I often face the issue that I need to have module metadatas (such as relative path) and in the standard Drupal way I seem to be enforced to hardcode the module name like this:


Is there an official way or a workaround to able to tell anywhere in your code (so not just .module) which module you are in (if it is module at all)?

  • I don't think that this is a supported task in Drupal, so the best way might be to get the module from the .module file, like here, stackoverflow.com/questions/16657904/…
    – user72672
    May 24, 2019 at 12:29
  • Since you know for which module you are writing code, I don't see what the benefit of using a dynamic value instead of a literal string is. If all the modules would do this, I think there would be a performance loss.
    – apaderno
    May 24, 2019 at 14:27
  • The question should be the other way around: Why I need to specify the module name? You say performance loss: you still have the chance to use the hardcoded version (sounds premature optimization anyway). 1. If I rename the module: I will have to rewrite it 2. If I put this functionality into another module, again I need to take care of it for no reason
    – ssibal
    May 24, 2019 at 14:36
  • Neither those cases are good reasons to penalize performance for the other 99% of the cases. There are modules that have been merged into Drupal core with a different machine name. In all those case, the solution was to manually edit each file.
    – apaderno
    May 24, 2019 at 14:46
  • 1
    It wouldn’t make conceptual sense to have such functionality. As kiamlaluno mentioned, it would just be a performance hit for no benefit. If you’re concerned about renaming the module in future. then make use of existing language features like constants, instead of using magic strings
    – Clive
    May 24, 2019 at 15:24

1 Answer 1


As Clive mentioned, a constant is your best bet. When I start up a new project, typically one of the first things I do is create an interface that contains constants that are applicable to the entire project. Usually the very first constant is for the module's machine name. I then use these constants, and not strings, throughout the project.

Here's a simplified and obfuscated version from one of my projects: (this file would be located in the folder my_module/src/MyModuleInterface.php)
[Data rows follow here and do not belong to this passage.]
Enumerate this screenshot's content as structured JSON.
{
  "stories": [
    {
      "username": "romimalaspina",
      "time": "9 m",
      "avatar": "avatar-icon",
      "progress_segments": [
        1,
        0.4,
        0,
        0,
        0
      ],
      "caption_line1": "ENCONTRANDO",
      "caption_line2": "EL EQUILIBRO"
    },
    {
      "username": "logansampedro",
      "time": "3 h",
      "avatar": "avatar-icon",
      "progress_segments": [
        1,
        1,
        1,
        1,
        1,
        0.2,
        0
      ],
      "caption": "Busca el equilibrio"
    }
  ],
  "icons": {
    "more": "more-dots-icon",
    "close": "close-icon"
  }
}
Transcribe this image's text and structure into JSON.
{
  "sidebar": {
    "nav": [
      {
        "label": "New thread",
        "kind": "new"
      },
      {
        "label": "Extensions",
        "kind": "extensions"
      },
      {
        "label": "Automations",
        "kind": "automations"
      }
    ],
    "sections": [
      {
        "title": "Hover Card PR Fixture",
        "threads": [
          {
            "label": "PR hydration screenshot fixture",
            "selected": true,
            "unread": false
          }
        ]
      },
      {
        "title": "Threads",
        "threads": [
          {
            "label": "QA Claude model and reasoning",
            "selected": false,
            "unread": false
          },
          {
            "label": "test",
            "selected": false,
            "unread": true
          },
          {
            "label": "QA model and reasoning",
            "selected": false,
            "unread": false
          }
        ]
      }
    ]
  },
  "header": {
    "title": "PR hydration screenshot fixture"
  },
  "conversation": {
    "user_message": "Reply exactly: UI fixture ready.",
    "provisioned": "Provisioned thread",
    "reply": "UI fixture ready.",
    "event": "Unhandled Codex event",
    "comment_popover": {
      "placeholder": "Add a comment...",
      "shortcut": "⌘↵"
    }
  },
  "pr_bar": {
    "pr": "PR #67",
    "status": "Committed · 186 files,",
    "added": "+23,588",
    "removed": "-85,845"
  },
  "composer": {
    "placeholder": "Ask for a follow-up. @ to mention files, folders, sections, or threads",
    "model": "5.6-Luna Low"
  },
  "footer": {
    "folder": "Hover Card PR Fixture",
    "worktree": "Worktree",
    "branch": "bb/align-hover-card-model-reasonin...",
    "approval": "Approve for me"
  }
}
namespace Drupal\my_module;

interface MyModuleInterface {

  const MODULE_NAME = 'my_module';
  const SERVICE = 'my_module.foobarbaz';
  const TAX_VOCAB_FOO = 'foo';
  const TAX_VOCAB_BAR = 'bar';
  const TAX_VOCAB_BAZ = 'baz';

  const PERM_ADMIN_FOO = 'administer foo';

   * Returns TRUE if the specified module is enabled.
   * @param string $module_name
   *  The machine name of the module to check as enabled. Defaults to this
   *  module's machine name.
   * @return boolean
   *  TRUE if the specified module is enabled.
  function isModuleEnabled($module_name = self::MODULE_NAME);

The benefits to this approach are:

  • Consistency through your project as well as for any other projects that might want to call on your module; they can also utilize the constant.
  • Reduction of errors due to typos.
  • If you use an IDE such as PHPStorm, you can take advantage of auto-completion, which is convenient and speeds code writing.